A la vuelta nos encaramaríamos sobre este picacho...una vez dominando las alturas, nada podía quedar sin conquistar
Viky, progresando con la agilidad de un felino sobre la escarpada orografía del terreno
Ya nos falta poquito para coronar...allá en la distancia, oteo la silueta longitudinal del punto geodésico...
El incendio provocado que arrasó esta vertiente de la sierra, continua mostrándonos la devastación que causó en la zona
Tristeza, incomprensión, desconsuelo son sentimientos que embargan mi corazón montañero cuando pienso en la razón tan prosaica que motivó la vil y execrable acción de aquellos dos chorizos pirómanos que por tener ocupados a los garantes de la ley y el orden para perpetrar sus hazañas, prendieron fuego a esta porción de la red natura, de la que junto a otras criaturas, emana nuestro propio ser ancestral.
Heroica criatura viviente que aún lucha por la continuidad de su existencia...
La imagen del pantano, siempre presente durante toda la ascensión
El camino viejo del pantano...desde el que hace unos días andábamos mi viky y yo oteando con anhelo las alturas
El cortijo del llano...visto desde la sierra del Molino
Una toma mucho más panorámica
Este pasadizo lo aprovecharemos para pasar al otro lado...
Tristeza, soledad...desamparo
El Almorchón, dominando siempre el horizonte
Clavado mi bastón sobre los brotes verdes de esta golpeada sierra, poco antes de coronar...
Por fin coronamos...
Aquí y ahora, en este blog, tengo el honor de volver a presentar a Agapito Malasaña, el guardián de la montaña que ataca de nuevo, para librarnos de pirómanos, furtivos, capullos y gentes de mal vivir que vuelvan a infligir perjuicio o daño a esta magullada sierra.
Su rostro de mala hostia no tiene parangón, seguro que causará pavor al criminal bandolero que piense utilizar el mechero para perversos y alevosos fines distintos de los de su loable cometido...
Y esturreando por toda la sierra el espíritu protector de Agapito Malasaña me hallaba cuando de pronto...
Observo en la distancia a un montañero caminando con paso brioso hacia mí, es decir, hacia el punto geodésico...

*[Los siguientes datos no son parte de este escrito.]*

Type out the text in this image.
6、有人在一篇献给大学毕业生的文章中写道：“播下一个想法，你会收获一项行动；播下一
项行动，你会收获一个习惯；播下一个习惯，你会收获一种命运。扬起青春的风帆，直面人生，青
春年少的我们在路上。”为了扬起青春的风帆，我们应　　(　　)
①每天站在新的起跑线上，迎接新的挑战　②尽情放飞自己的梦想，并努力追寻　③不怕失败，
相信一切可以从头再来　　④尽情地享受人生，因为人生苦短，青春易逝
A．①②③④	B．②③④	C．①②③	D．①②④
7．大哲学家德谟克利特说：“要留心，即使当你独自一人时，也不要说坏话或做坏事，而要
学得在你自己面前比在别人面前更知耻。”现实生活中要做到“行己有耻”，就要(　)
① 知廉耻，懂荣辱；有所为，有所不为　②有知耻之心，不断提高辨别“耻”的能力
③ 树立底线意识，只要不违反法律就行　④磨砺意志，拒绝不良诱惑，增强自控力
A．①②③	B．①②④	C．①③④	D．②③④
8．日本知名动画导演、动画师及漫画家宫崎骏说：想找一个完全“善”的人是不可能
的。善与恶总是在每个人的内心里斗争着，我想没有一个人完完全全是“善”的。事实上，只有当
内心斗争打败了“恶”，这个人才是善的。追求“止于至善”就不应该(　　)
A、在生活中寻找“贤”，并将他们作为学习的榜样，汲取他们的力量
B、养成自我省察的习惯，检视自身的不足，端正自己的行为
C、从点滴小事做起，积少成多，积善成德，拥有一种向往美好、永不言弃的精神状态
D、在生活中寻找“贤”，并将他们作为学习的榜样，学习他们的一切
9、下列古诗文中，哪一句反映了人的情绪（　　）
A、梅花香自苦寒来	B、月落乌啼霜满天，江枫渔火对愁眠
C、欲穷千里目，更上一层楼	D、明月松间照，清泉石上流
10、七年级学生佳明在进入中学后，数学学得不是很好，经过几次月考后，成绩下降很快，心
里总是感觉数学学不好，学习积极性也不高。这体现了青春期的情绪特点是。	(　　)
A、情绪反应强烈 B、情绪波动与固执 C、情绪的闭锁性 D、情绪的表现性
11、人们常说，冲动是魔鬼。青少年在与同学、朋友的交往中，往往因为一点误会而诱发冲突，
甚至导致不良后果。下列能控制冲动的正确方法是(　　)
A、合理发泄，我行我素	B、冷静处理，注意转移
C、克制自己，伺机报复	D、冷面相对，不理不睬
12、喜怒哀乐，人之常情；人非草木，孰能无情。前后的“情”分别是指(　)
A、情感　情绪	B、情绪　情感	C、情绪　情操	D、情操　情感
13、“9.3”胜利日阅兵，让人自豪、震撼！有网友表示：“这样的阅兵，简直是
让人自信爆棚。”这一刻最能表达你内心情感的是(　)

Y tras de unos instantes, aparecen en escena dos figuras más que no le andan excesivamente a la zaga del primero...
En honor a la verdad, en la lejanía, los venía escuchando ya durante algunos minutos y sabía que pronto recibiría visita...
Son estudiantes muy simpáticos, abiertos y extrovertidos, como manda la juventud de la que de forma natural y espontánea hacen gala, acompañados por un profesor jovial y jocoso que se confunde como un estudiante más de entre todos ellos...pertenecientes a un instituto de Caravaca.
Casualidades o causalidades de la vida, aquí en este insólito lugar coincidimos varias generaciones para satisfacción del que suscribe y del sensor de mi compacta...
Agapito Malasaña, el guardián de la montaña, presidiendo la toma
Unas instantáneas más
...con la Viky dejándose hacer, como en ella es habitual
Y tras despedirme mientras a mis amigos los dejaba zampándose su merecido bocata...
Vuelvo tras de mis pasos e inicio el descenso...
Privilegiada panorámica de la cima de la Albarda y más al fondo La Palera y el omnipresente Almorchón...trás él, Ricote...
La trágica asolación que nos inspiran estas imágenes, ya se nos hacen trístemente familiares en esta sierra
A ver si algo así nunca más vuelve a suceder, ni en esta montaña ni en ninguna otra...
Hemos llegado a la pista y muy pronto al camino viejo del pantano
Desde donde tomanos esta última instantánea a una roca cuya forma sugiere la mitad de un puño cerrado que expresa la rabia de asistir impotente a la destrucción que la mano del hombre causa sobre la naturaleza.